But at the same time it feels informational and corporate, a potpourri of ideas and attitudes that would play well to NGO types at the UN or see-it-all-in-one-go visitors to the Apartheid Museum. Rose and Till’s show bears the title What Remains is Tomorrow. Historically mindful and politically enquiring, it aims to survey the state of things. Our “violent and explosive” character, basically. Issues of history, memory, ritual, identity, labour, power, conflict and xenophobia are all essayed in this austere and conceptually messy exhibition.

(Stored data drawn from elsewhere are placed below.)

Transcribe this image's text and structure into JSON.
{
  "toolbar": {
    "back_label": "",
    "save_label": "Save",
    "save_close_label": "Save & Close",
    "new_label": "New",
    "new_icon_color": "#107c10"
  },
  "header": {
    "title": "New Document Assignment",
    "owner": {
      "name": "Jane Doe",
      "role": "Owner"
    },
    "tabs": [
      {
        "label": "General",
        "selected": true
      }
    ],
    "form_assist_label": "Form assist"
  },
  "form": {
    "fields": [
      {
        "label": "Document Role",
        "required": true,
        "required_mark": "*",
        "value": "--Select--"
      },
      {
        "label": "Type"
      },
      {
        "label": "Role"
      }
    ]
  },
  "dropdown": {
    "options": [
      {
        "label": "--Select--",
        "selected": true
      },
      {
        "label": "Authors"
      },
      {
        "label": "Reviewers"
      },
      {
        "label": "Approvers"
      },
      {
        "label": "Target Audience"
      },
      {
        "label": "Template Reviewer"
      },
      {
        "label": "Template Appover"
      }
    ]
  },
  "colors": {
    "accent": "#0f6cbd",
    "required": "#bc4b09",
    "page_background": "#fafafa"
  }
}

Of the 14 artists selected, eight are white lefties on the grey side of 50 – or fadgets, to quote a 1983 song by éVoid. There are some well-known fadgets (Diane Victor, Jo Ractliffe, Willem Boshoff, Brett Murray and Jeremy Wafer) and some lesser-known fadgets, at least in terms of regular exhibitions (filmmaker Angus Gibson, musician and sound designer Warrick Sony and photographer Mark Lewis). The rainbow children, to borrow from a 2011 song by The Brother Moves On, comprise Nandipha Mntambo, Mohau Modisakeng, Gerald Machona, Serge Alain Ntigeka, Robin Rhode and Haroon Gunn-Salie.
Group shows necessarily invite statistical analysis. The South African Pavilion features two foreign nationals (Ntigeka and Machona), which is not an unusual idea. This year’s Belgian Pavilion, for instance, which also presents a group show, includes a fascinating sculptural work by Zimbabwe-born, Pietermaritzburg-raised artist James Beckett. National pavilions need not be parochial. Congratulations to Rose and Till on this count.